The Forest Rights Act, 2006 (FRA) of India was a significant moment in the history of forest laws as it challenged the colonial forest governance paradigm with the inclusion of forest-dwelling communities in conservation decision making. This had not been done through a statute before. The FRA however creates a divide by legal design of who benefits from the Act. It identifies Scheduled Tribes (ST) as the primary rights holder to forest rights and introduces a new category of Other Traditional Forest Dwellers (OTFD) who have to provide evidence of 75 years or three generations of having lived and depended on forests. A mammoth task for communities who do not have access to such evidence. Through extensive interviews with the forest and local bureaucracy across the extractive frontiers of Odisha, this presentation will bring to light how this divide by legal design has resulted in a particular administrative-legal interpretation of the worthy and unworthy steward. The ST being viewed as a worthy steward while the OTFD communities being seen as the unworthy steward and thus not deserving the recognition of their forest rights despite providing the required evidence. Drawing on the work of Alpa Shah and Tanya Li the question of concern for political ecology that this paper seeks to address is when particular notions of indigeneity inform the understanding of stewardship in law what does the law in action look like? Does it create as Tanya Murray Li argues in the formulation of a tribal slot or eco-incarceration of Adivasi communities as Alpa shah states or does it empower forest-dwelling communities to address historical wrongs experienced by recognizing their role as stewards as environmental law scholar Kabir Bavikatte elucidates.

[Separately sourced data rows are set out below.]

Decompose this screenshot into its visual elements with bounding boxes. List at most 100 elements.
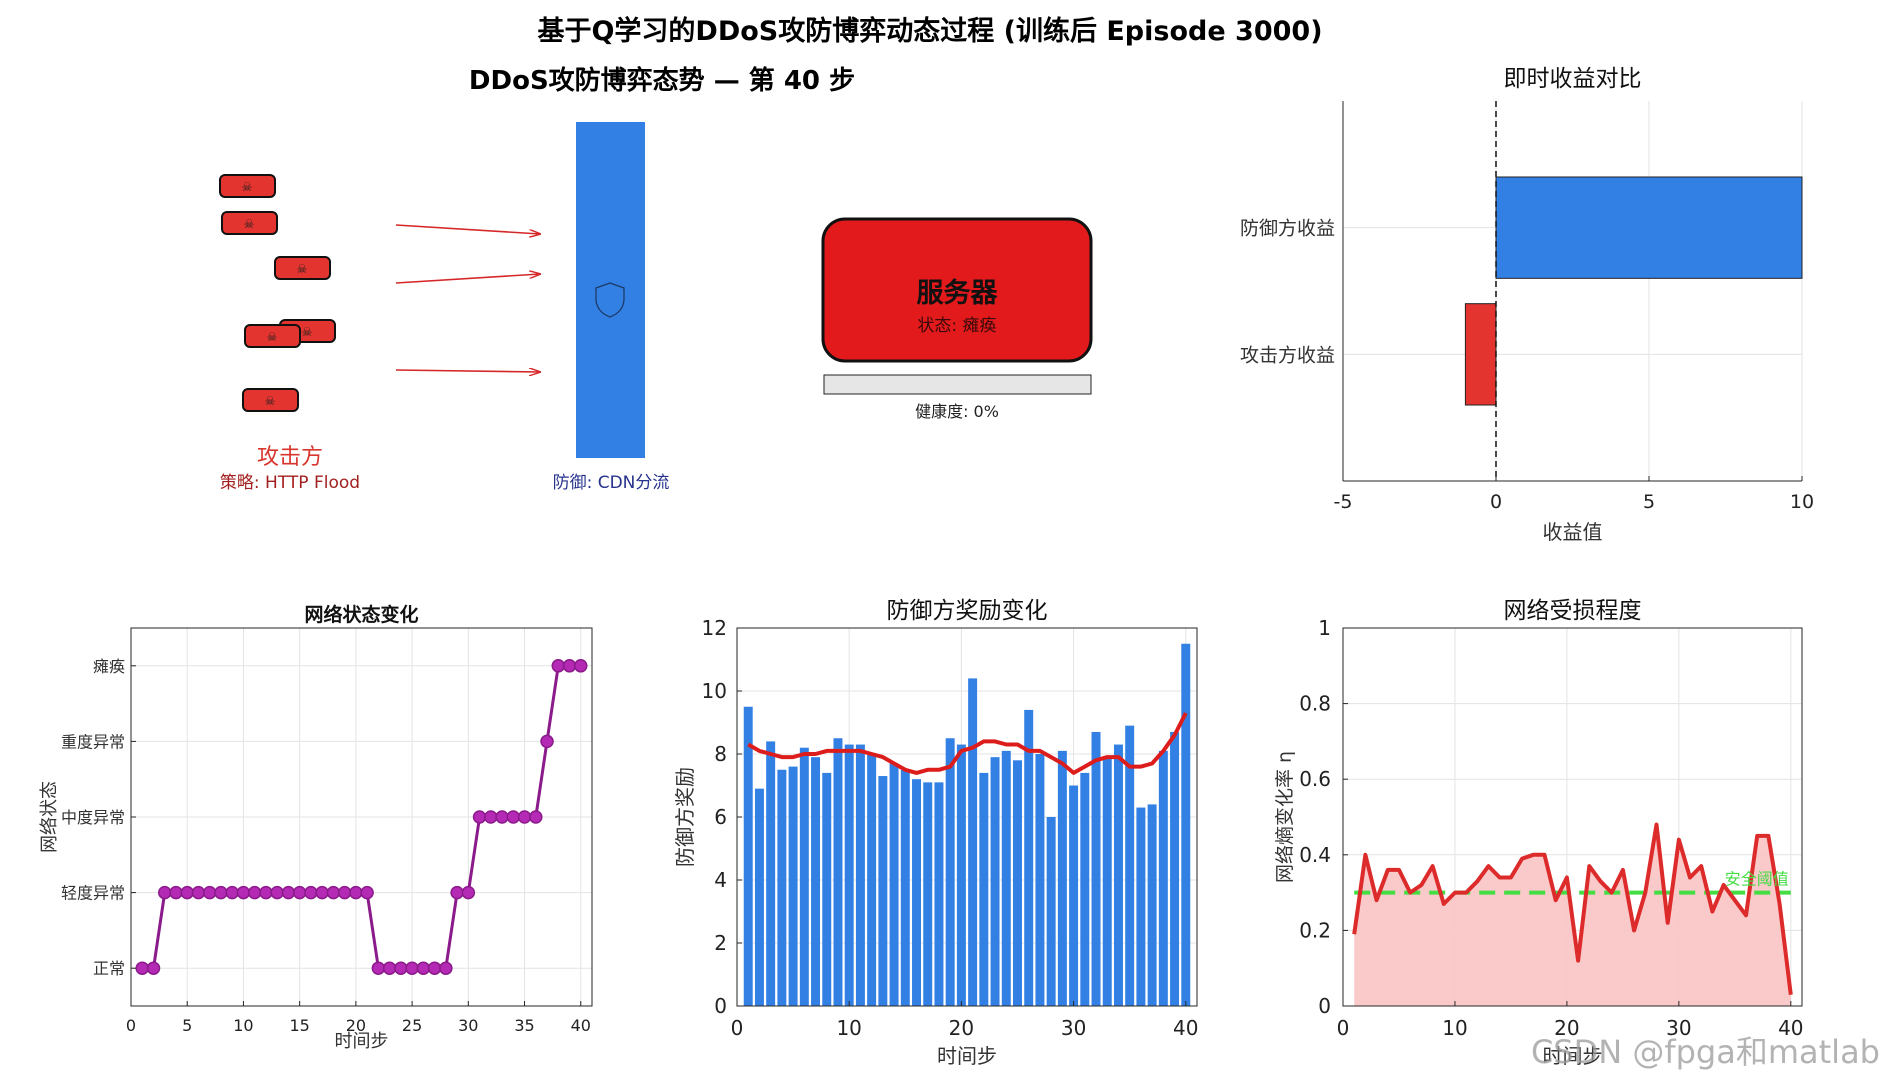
x-tick-label: 30 [458,1016,478,1035]
state-point [405,961,419,975]
reward-bar [1035,754,1045,1006]
skull-icon: ☠ [267,330,278,344]
attacker-node: ☠ [274,256,331,280]
y-axis-label: 网络熵变化率 η [1274,751,1296,883]
x-tick-label: 20 [949,1016,974,1040]
y-tick-label: 中度异常 [61,808,125,827]
state-point [461,885,476,900]
x-tick-label: 30 [1666,1016,1691,1040]
x-tick-label: 10 [1790,491,1814,513]
state-point [214,885,228,900]
skull-icon: ☠ [297,262,308,276]
reward-bar [1046,817,1056,1006]
state-point [270,885,284,900]
reward-bar [878,776,888,1006]
state-point [439,961,453,975]
x-tick-label: 0 [126,1016,136,1035]
y-tick-label: 8 [714,742,727,766]
reward-bar [1170,731,1180,1006]
y-tick-label: 0.4 [1299,843,1331,867]
reward-bar [1091,731,1101,1006]
server-status: 状态: 瘫痪 [917,316,996,336]
shield-icon [595,282,625,318]
chart-title: 防御方奖励变化 [887,598,1048,624]
reward-bar [1069,785,1079,1006]
damage-line [1352,822,1793,995]
skull-icon: ☠ [242,180,253,194]
state-point [416,961,431,975]
category-label: 防御方收益 [1240,218,1335,240]
state-point [562,659,577,673]
state-point [326,885,341,900]
x-tick-label: 40 [1778,1016,1803,1040]
defense-wall [576,122,645,458]
state-point [202,885,217,900]
y-tick-label: 1 [1318,616,1331,640]
y-tick-label: 12 [702,616,727,640]
state-point [315,885,329,900]
x-tick-label: 30 [1061,1016,1086,1040]
reward-bar [1125,725,1135,1006]
reward-bar [912,779,921,1006]
state-point [394,961,408,975]
reward-bar [777,769,787,1006]
state-point [574,659,588,673]
x-axis-label: 时间步 [335,1031,389,1052]
skull-icon: ☠ [265,394,276,408]
category-label: 攻击方收益 [1240,344,1335,366]
attacker-node: ☠ [244,324,301,348]
reward-bar [1158,750,1168,1006]
x-tick-label: 40 [571,1016,591,1035]
state-point [360,885,374,900]
state-point [529,810,543,824]
reward-bar [1102,757,1112,1006]
reward-bar [990,757,1000,1006]
reward-bar [1136,807,1146,1006]
attacker-node: ☠ [219,174,276,198]
reward-bar [766,741,776,1006]
y-tick-label: 6 [714,805,727,829]
reward-bar [743,706,753,1006]
state-point [236,885,251,900]
state-point [337,885,352,900]
reward-bar [1013,760,1022,1006]
health-bar [823,374,1092,395]
reward-bar [1001,750,1011,1006]
watermark: CSDN @fpga和matlab [1531,1033,1880,1071]
state-point [382,961,397,975]
reward-bar [968,678,978,1006]
state-point [495,810,509,824]
state-point [517,810,532,824]
state-point [247,885,262,900]
defense-label: 防御: CDN分流 [553,473,670,493]
payoff-bar [1495,176,1803,279]
attacker-label: 攻击方 [257,445,323,470]
x-tick-label: 0 [1337,1016,1350,1040]
x-tick-label: 40 [1173,1016,1198,1040]
state-point [551,659,566,673]
chart-title: 网络受损程度 [1504,598,1642,624]
attacker-node: ☠ [221,211,278,235]
reward-bar [934,782,944,1006]
reward-bar [844,744,854,1006]
reward-bar [945,738,955,1006]
reward-bar [833,738,843,1006]
y-tick-label: 0.8 [1299,692,1331,716]
state-point [484,810,498,824]
reward-bar [889,763,899,1006]
attacker-nodes: ☠ ☠ ☠ ☠ ☠ ☠ [219,174,336,412]
y-tick-label: 4 [714,868,727,892]
state-point [540,734,554,749]
x-axis-label: 时间步 [1543,1044,1603,1068]
state-point [281,885,296,900]
reward-bar [1147,804,1157,1006]
state-point [304,885,318,900]
plot-area [1343,101,1802,481]
attacker-strategy: 策略: HTTP Flood [220,473,360,493]
state-point [169,885,183,900]
reward-bar [822,772,832,1006]
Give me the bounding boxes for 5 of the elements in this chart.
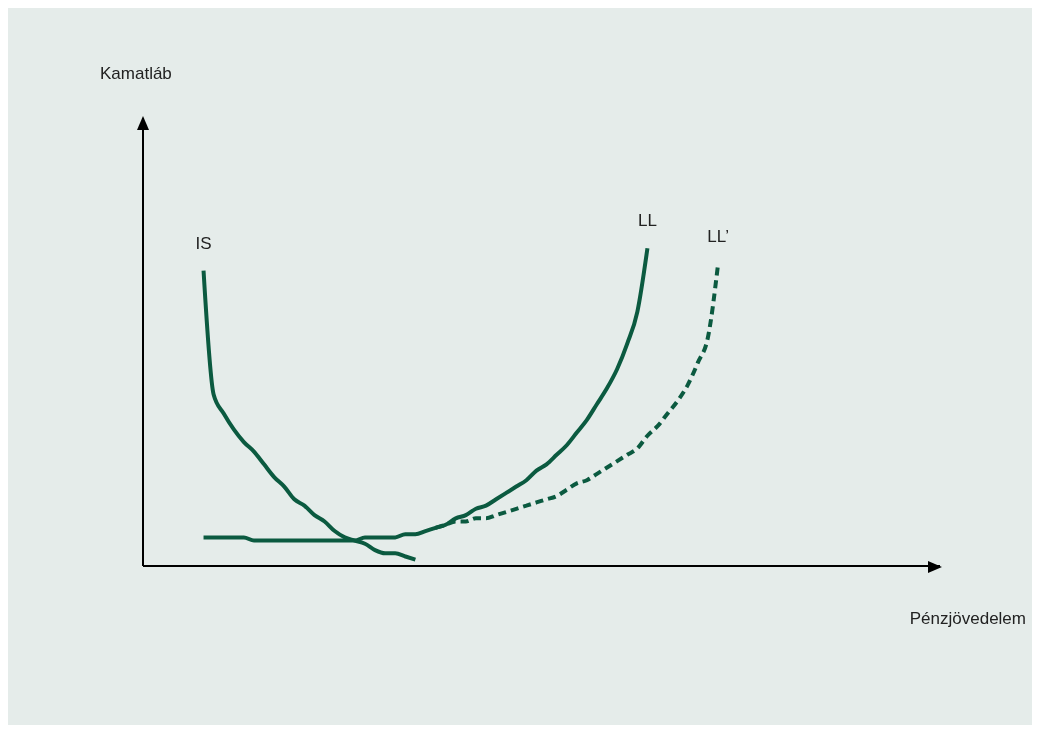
series-label: LL (637, 211, 657, 231)
series-label: IS (195, 233, 212, 253)
series-label: LL’ (707, 227, 729, 247)
text: Kamatláb (100, 64, 172, 84)
x-axis-title: Pénzjövedelem (909, 609, 1026, 629)
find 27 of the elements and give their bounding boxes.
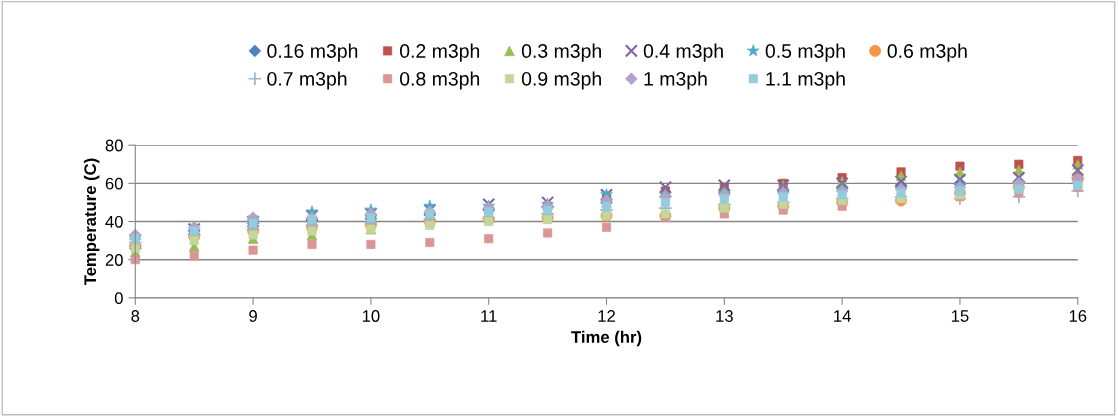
x-tick-label: 8 (131, 310, 140, 322)
y-tick-label: 40 (105, 215, 123, 228)
x-tick-label: 15 (951, 310, 969, 322)
legend-label: 0.3 m3ph (521, 43, 601, 62)
y-tick-label: 60 (105, 177, 123, 190)
x-tick-label: 9 (249, 310, 257, 322)
legend-label: 1.1 m3ph (766, 71, 845, 90)
legend-label: 0.8 m3ph (400, 71, 480, 90)
y-axis-title: Temperature (C) (83, 158, 100, 286)
legend-label: 0.4 m3ph (643, 43, 723, 62)
x-tick-label: 12 (598, 310, 615, 322)
x-axis-title: Time (hr) (571, 330, 642, 347)
x-tick-label: 13 (716, 310, 733, 322)
x-tick-label: 16 (1069, 310, 1087, 322)
x-tick-label: 11 (481, 310, 497, 322)
x-tick-label: 14 (834, 310, 851, 322)
legend-label: 0.6 m3ph (887, 43, 967, 62)
legend-label: 1 m3ph (644, 71, 707, 90)
legend-label: 0.16 m3ph (267, 43, 358, 62)
y-tick-label: 0 (114, 292, 123, 305)
x-tick-label: 10 (362, 310, 380, 322)
y-tick-label: 20 (105, 254, 123, 266)
legend-label: 0.9 m3ph (521, 71, 601, 90)
y-tick-label: 80 (105, 139, 123, 152)
legend-label: 0.5 m3ph (765, 43, 845, 62)
legend-label: 0.7 m3ph (267, 71, 347, 90)
legend-label: 0.2 m3ph (400, 43, 480, 62)
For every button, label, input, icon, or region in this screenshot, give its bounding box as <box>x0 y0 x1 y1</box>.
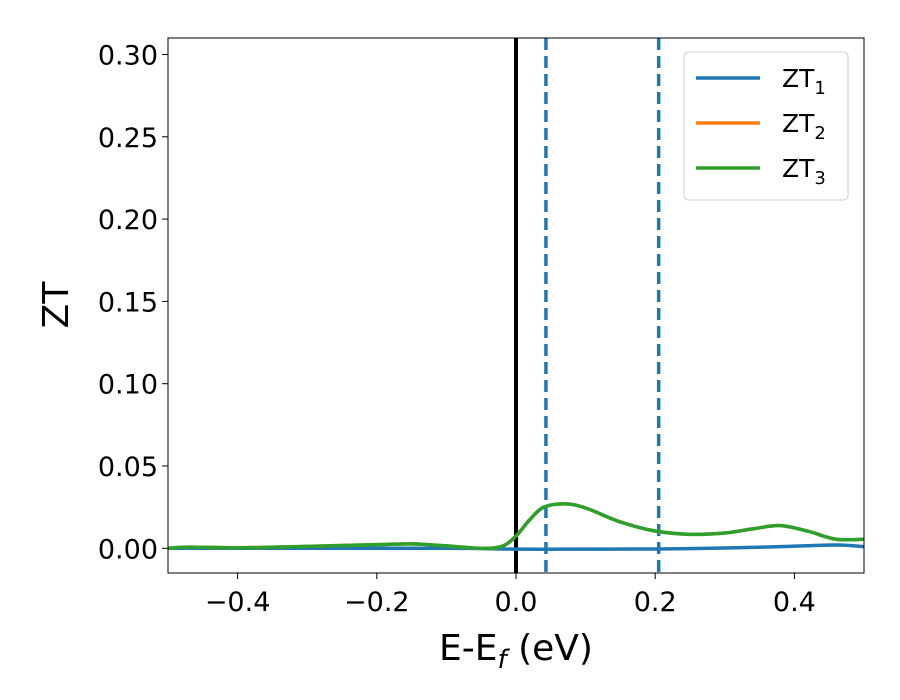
legend-label-zt1: ZT1 <box>782 64 826 99</box>
x-axis-label-suffix: (eV) <box>507 628 593 669</box>
y-tick-label: 0.20 <box>98 205 158 236</box>
x-tick-label: 0.4 <box>773 587 816 618</box>
x-tick-label: −0.4 <box>205 587 271 618</box>
x-tick-label: 0.0 <box>495 587 538 618</box>
legend-label-zt3: ZT3 <box>782 154 826 189</box>
y-tick-label: 0.05 <box>98 452 158 483</box>
x-axis-label-base: E-E <box>439 628 497 669</box>
y-tick-label: 0.15 <box>98 287 158 318</box>
vertical-lines <box>514 38 661 573</box>
series-line-zt3 <box>168 502 864 551</box>
legend: ZT1 ZT2 ZT3 <box>683 51 849 201</box>
y-axis-ticks: 0.00 0.05 0.10 0.15 0.20 0.25 0.30 <box>98 40 168 565</box>
series-lines <box>168 502 864 551</box>
legend-label-zt2: ZT2 <box>782 109 826 144</box>
legend-box <box>683 51 849 201</box>
x-axis-label: E-Ef (eV) <box>439 628 593 675</box>
y-tick-label: 0.00 <box>98 534 158 565</box>
x-tick-label: 0.2 <box>634 587 677 618</box>
y-tick-label: 0.25 <box>98 123 158 154</box>
x-tick-label: −0.2 <box>344 587 410 618</box>
y-axis-label: ZT <box>36 281 77 329</box>
y-tick-label: 0.10 <box>98 370 158 401</box>
series-line-zt1 <box>168 543 864 551</box>
x-axis-ticks: −0.4 −0.2 0.0 0.2 0.4 <box>205 573 816 618</box>
y-tick-label: 0.30 <box>98 40 158 71</box>
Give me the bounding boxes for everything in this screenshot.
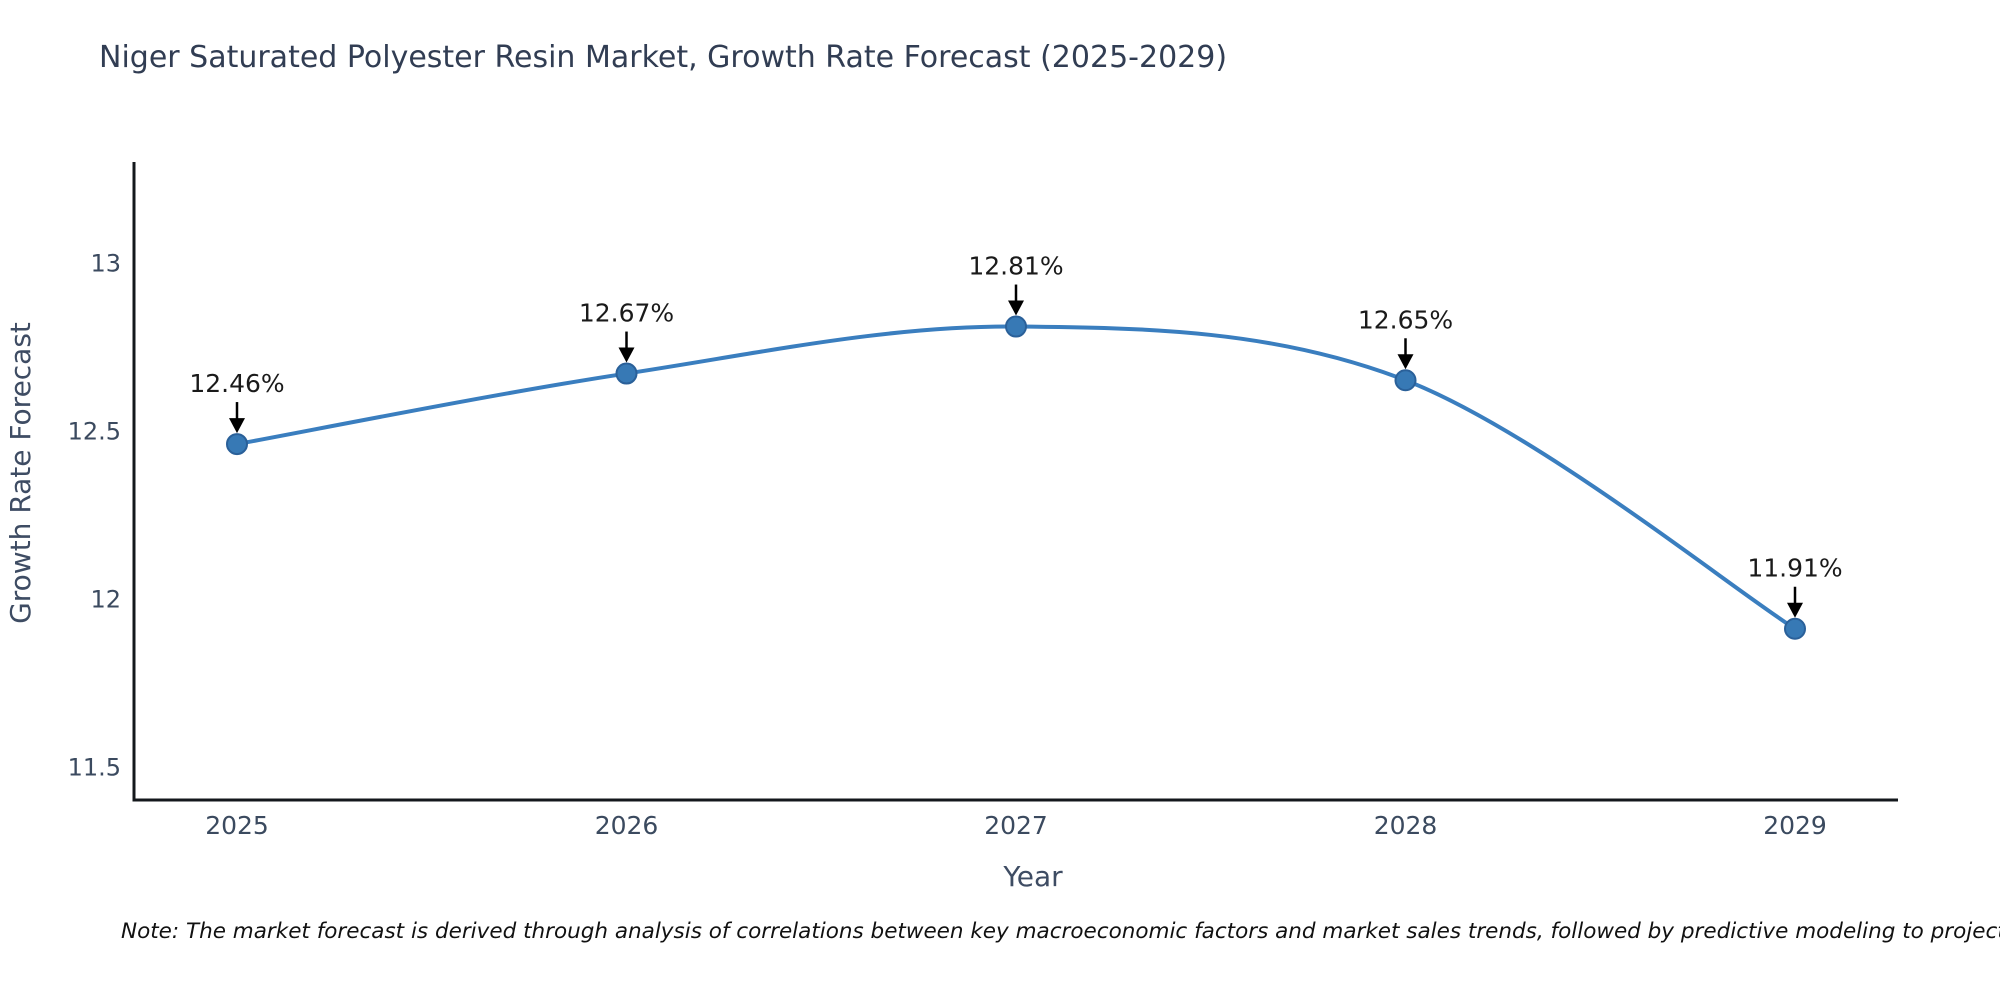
annotation-2025: 12.46% (189, 369, 285, 434)
y-axis-tick-labels: 11.5 12 12.5 13 (68, 250, 121, 782)
data-point-marker-2027 (1005, 315, 1027, 338)
annotation-2026: 12.67% (579, 299, 674, 363)
annotation-label: 12.46% (189, 369, 284, 398)
x-axis-tick-labels: 2025 2026 2027 2028 2029 (205, 811, 1827, 840)
y-axis-title: Growth Rate Forecast (4, 322, 37, 624)
point-annotations: 12.46% 12.67% 12.81% 12.65% 11.91% (189, 252, 1843, 618)
annotation-arrowhead-icon (229, 418, 245, 434)
axis-titles: Year Growth Rate Forecast (4, 322, 1063, 893)
x-tick-label: 2027 (984, 811, 1048, 840)
data-point-marker-2026 (615, 362, 638, 385)
forecast-line (235, 324, 1797, 631)
annotation-arrowhead-icon (1008, 300, 1024, 316)
x-tick-label: 2028 (1374, 811, 1438, 840)
axes-spines (132, 162, 1898, 802)
footnote: Note: The market forecast is derived thr… (121, 919, 2000, 944)
x-tick-label: 2029 (1763, 811, 1827, 840)
chart-title: Niger Saturated Polyester Resin Market, … (99, 40, 1228, 75)
annotation-2027: 12.81% (968, 252, 1064, 316)
y-tick-label: 13 (90, 250, 121, 278)
annotation-2029: 11.91% (1747, 554, 1843, 618)
y-tick-label: 12.5 (68, 418, 121, 446)
annotation-arrowhead-icon (1397, 354, 1414, 370)
annotation-label: 12.81% (968, 252, 1063, 281)
annotation-label: 12.67% (579, 299, 674, 328)
annotation-label: 11.91% (1747, 554, 1842, 583)
annotation-2028: 12.65% (1358, 305, 1453, 370)
annotation-arrowhead-icon (618, 347, 635, 363)
y-tick-label: 11.5 (68, 753, 121, 781)
data-point-markers (226, 315, 1806, 640)
data-point-marker-2025 (226, 433, 248, 456)
data-point-marker-2029 (1784, 617, 1806, 640)
y-tick-label: 12 (90, 586, 121, 614)
annotation-arrowhead-icon (1787, 602, 1803, 618)
data-point-marker-2028 (1394, 369, 1417, 392)
x-axis-title: Year (1002, 860, 1063, 893)
x-tick-label: 2026 (595, 811, 659, 840)
x-tick-label: 2025 (205, 811, 269, 840)
forecast-line-path (235, 324, 1797, 631)
annotation-label: 12.65% (1358, 305, 1453, 334)
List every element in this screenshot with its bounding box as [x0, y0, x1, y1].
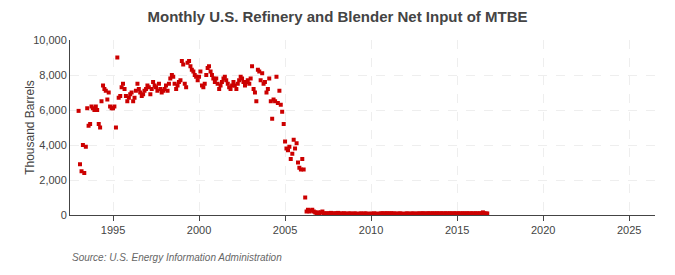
svg-text:2005: 2005	[273, 224, 297, 236]
svg-text:2,000: 2,000	[39, 174, 67, 186]
svg-text:2015: 2015	[445, 224, 469, 236]
svg-text:Monthly U.S. Refinery and Blen: Monthly U.S. Refinery and Blender Net In…	[147, 8, 527, 25]
svg-text:8,000: 8,000	[39, 69, 67, 81]
svg-text:6,000: 6,000	[39, 104, 67, 116]
svg-text:1995: 1995	[101, 224, 125, 236]
svg-text:0: 0	[61, 209, 67, 221]
svg-text:Source: U.S. Energy Informatio: Source: U.S. Energy Information Administ…	[72, 252, 282, 263]
svg-text:2020: 2020	[531, 224, 555, 236]
svg-text:Thousand Barrels: Thousand Barrels	[23, 80, 37, 175]
svg-text:2010: 2010	[359, 224, 383, 236]
svg-text:2000: 2000	[187, 224, 211, 236]
svg-text:10,000: 10,000	[33, 34, 67, 46]
svg-text:2025: 2025	[617, 224, 641, 236]
svg-text:4,000: 4,000	[39, 139, 67, 151]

I argue that in extractive areas where land rights are so tenuous, the FRA with its particular understanding of stewardship creates a divide by legal design causing rifts within the forest-dwelling communities. The state merely reinforces these fissures with its understanding of stewardship. Based on fieldwork in three mining sites, I demonstrate how OTFD communities are caught in a bind of proving their stewardship and relationship to the land as being legally valid and as authentic as that of the ST community. I address the ways in which they try to do this with the larger argument of the limits of the understanding of stewardship present in India’s forest laws that pits one vulnerable community against another. I explore an alternative legal paradigm of the rights of future generations to overcome this limitation.

This talk is part of the Political Ecology Group meetings series.